Jujur, ketika membacanya, saya menemukan ada banyak perbedaan dengan versi
bukunya.
Dua hari lalu, saya membaca tulisan Ricky
Riley yang ditulis di satu situs (klik DI SINI). Dalam tulisan berjudul “10 Disturbing Facts About ‘Jungle Book’
Author Rudyard Kipling and His Racist Views”, Riley menjelaskan pandangan rasis
dari Kipling. Katanya, kisah The Jungle Book bisa diihat sebagai metafor atas
semua pandangan imperialis. Beberapa hal pada pandangan Riley, saya setuju.

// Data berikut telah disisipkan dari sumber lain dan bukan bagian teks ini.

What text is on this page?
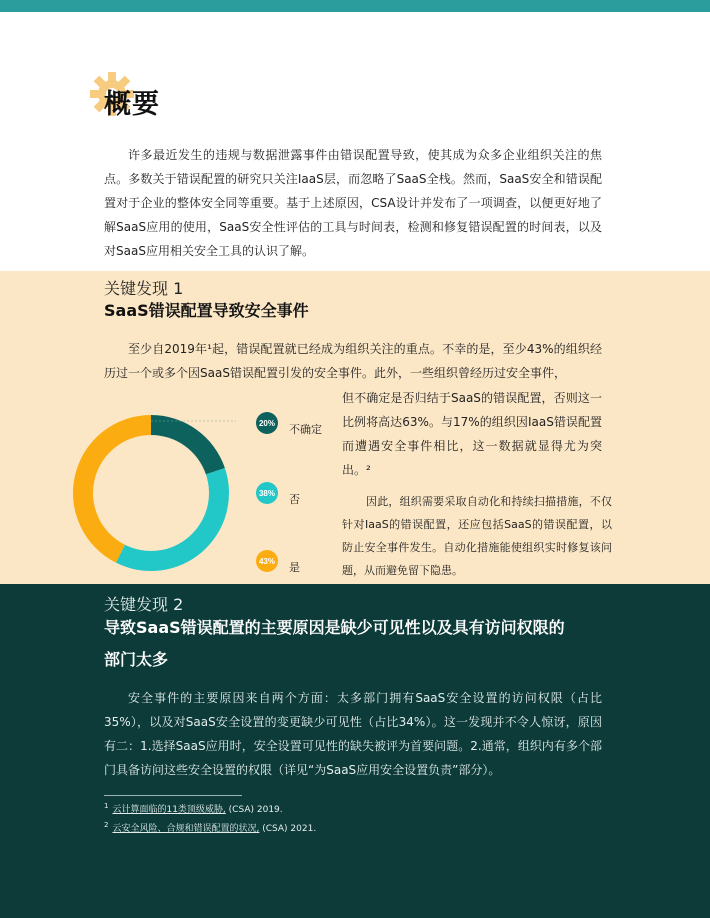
概要
许多最近发生的违规与数据泄露事件由错误配置导致，使其成为众多企业组织关注的焦点。多数关于错误配置的研究只关注IaaS层，而忽略了SaaS全栈。然而，SaaS安全和错误配置对于企业的整体安全同等重要。基于上述原因，CSA设计并发布了一项调查，以便更好地了解SaaS应用的使用，SaaS安全性评估的工具与时间表，检测和修复错误配置的时间表，以及对SaaS应用相关安全工具的认识了解。
关键发现 1
SaaS错误配置导致安全事件
至少自2019年¹起，错误配置就已经成为组织关注的重点。不幸的是，至少43%的组织经历过一个或多个因SaaS错误配置引发的安全事件。此外，一些组织曾经历过安全事件，
但不确定是否归结于SaaS的错误配置，否则这一比例将高达63%。与17%的组织因IaaS错误配置而遭遇安全事件相比，这一数据就显得尤为突出。²
因此，组织需要采取自动化和持续扫描措施，不仅针对IaaS的错误配置，还应包括SaaS的错误配置，以防止安全事件发生。自动化措施能使组织实时修复该问题，从而避免留下隐患。
20% 不确定
38% 否
43% 是
关键发现 2
导致SaaS错误配置的主要原因是缺少可见性以及具有访问权限的
部门太多
安全事件的主要原因来自两个方面：太多部门拥有SaaS安全设置的访问权限（占比35%），以及对SaaS安全设置的变更缺少可见性（占比34%）。这一发现并不令人惊讶，原因有二：1.选择SaaS应用时，安全设置可见性的缺失被评为首要问题。2.通常，组织内有多个部门具备访问这些安全设置的权限（详见“为SaaS应用安全设置负责”部分）。
$^1$ 云计算面临的11类顶级威胁, (CSA) 2019.
$^2$ 云安全风险、合规和错误配置的状况, (CSA) 2021.
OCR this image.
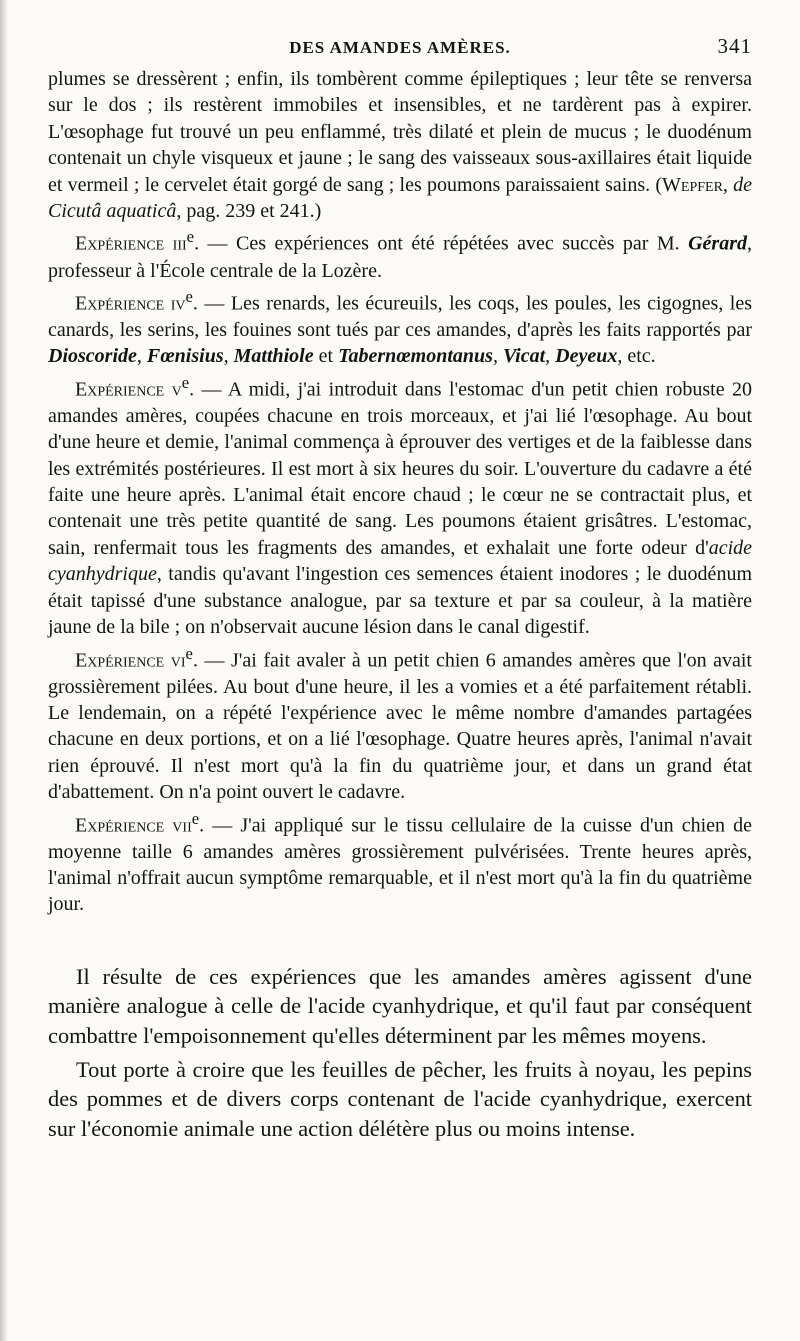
DES AMANDES AMÈRES.	341

plumes se dressèrent ; enfin, ils tombèrent comme épileptiques ; leur tête se renversa sur le dos ; ils restèrent immobiles et insensibles, et ne tardèrent pas à expirer. L'œsophage fut trouvé un peu enflammé, très dilaté et plein de mucus ; le duodénum contenait un chyle visqueux et jaune ; le sang des vaisseaux sous-axillaires était liquide et vermeil ; le cervelet était gorgé de sang ; les poumons paraissaient sains. (Wepfer, de Cicutâ aquaticâ, pag. 239 et 241.)

Expérience iii$^e$. — Ces expériences ont été répétées avec succès par M. Gérard, professeur à l'École centrale de la Lozère.

Expérience $iv^e$. — Les renards, les écureuils, les coqs, les poules, les cigognes, les canards, les serins, les fouines sont tués par ces amandes, d'après les faits rapportés par Dioscoride, Fœnisius, Matthiole et Tabernœmontanus, Vicat, Deyeux, etc.

Expérience $v^e$. — A midi, j'ai introduit dans l'estomac d'un petit chien robuste 20 amandes amères, coupées chacune en trois morceaux, et j'ai lié l'œsophage. Au bout d'une heure et demie, l'animal commença à éprouver des vertiges et de la faiblesse dans les extrémités postérieures. Il est mort à six heures du soir. L'ouverture du cadavre a été faite une heure après. L'animal était encore chaud ; le cœur ne se contractait plus, et contenait une très petite quantité de sang. Les poumons étaient grisâtres. L'estomac, sain, renfermait tous les fragments des amandes, et exhalait une forte odeur d'acide cyanhydrique, tandis qu'avant l'ingestion ces semences étaient inodores ; le duodénum était tapissé d'une substance analogue, par sa texture et par sa couleur, à la matière jaune de la bile ; on n'observait aucune lésion dans le canal digestif.

Expérience $vi^e$. — J'ai fait avaler à un petit chien 6 amandes amères que l'on avait grossièrement pilées. Au bout d'une heure, il les a vomies et a été parfaitement rétabli. Le lendemain, on a répété l'expérience avec le même nombre d'amandes partagées chacune en deux portions, et on a lié l'œsophage. Quatre heures après, l'animal n'avait rien éprouvé. Il n'est mort qu'à la fin du quatrième jour, et dans un grand état d'abattement. On n'a point ouvert le cadavre.

Expérience vii$^e$. — J'ai appliqué sur le tissu cellulaire de la cuisse d'un chien de moyenne taille 6 amandes amères grossièrement pulvérisées. Trente heures après, l'animal n'offrait aucun symptôme remarquable, et il n'est mort qu'à la fin du quatrième jour.

Il résulte de ces expériences que les amandes amères agissent d'une manière analogue à celle de l'acide cyanhydrique, et qu'il faut par conséquent combattre l'empoisonnement qu'elles déterminent par les mêmes moyens.

Tout porte à croire que les feuilles de pêcher, les fruits à noyau, les pepins des pommes et de divers corps contenant de l'acide cyanhydrique, exercent sur l'économie animale une action délétère plus ou moins intense.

Tentu saja, akan menarik untuk mengamati bagaimana imperialisme itu hadir saat
menelusuri latar belakang penulisnya, pemilihan karakter, plot, serta narasi
dalam kisah itu sendiri.
The Jungle Book
ditulis pada tahun 1894. Kipling sendiri berkebangsaan Inggris. Dalam versi
awalnya, The Jungle Book dibuat dengan cetakan yang dilengkapi ilustrasi yang
digambar oleh John Lockwood Kipling, ayahnya sendiri. Ia lahir di India, dan
menghabiskan enam tahun masa kecilnya di sana, sebelum akhirnya pindah ke
Inggris. Namun, kisah ini sendiri ditulis di Vermont, Amerika
Serikat.
Sejak tahun
1898, Kipling bepergian ke Afrika Selatan untuk liburan mudim dingin. Di sana,
ia tinggal di rumah yang ditinggali seorang imperialis Cecil Rhodes, yang
pernah membunuh ribuan warga kulit hitam demi mendapatkan tanah dan sumberdaya
untuk imperialis Inggris, serta keuntungan pribadi. Sedikit, banyak,
pandangan-pandangan Kipling terpengaruh oleh imperialis ini.
Kipling percaya
bahwa imperialisme adalah jalan untuk memberdayakan orang berkulit hitam
ataupun kulit berwarna. Mereka dianggapnya bangsa barbar, bangsa yang
terbelakang, idiot, dan tidak punya hasrat untuk maju. Salah satunya cara untuk
mengangkat mereka dari keterpurukan adalah menjajah mereka, lalu memperkenalkan
peradaban yang lebih maju dan modern.
Pada masa itu,
imperialisme adalah pahaman yang dianut sebagian orang yang berpikir sempit. Di
antara mereka adalah para pemimpin, intelektual, dan para pengusaha, yang
menganggap orang lain terbelakang. Mereka datang ke negara berkembang, lalu
menjajah mereka untuk kepentingan memperkaya sumberdaya. Kipling adalah salah
satu yang berpikir demikian.
Pada bulan
Februari 1899, ia menulis puisi kontroversial berjudul “The White Man’s Burden”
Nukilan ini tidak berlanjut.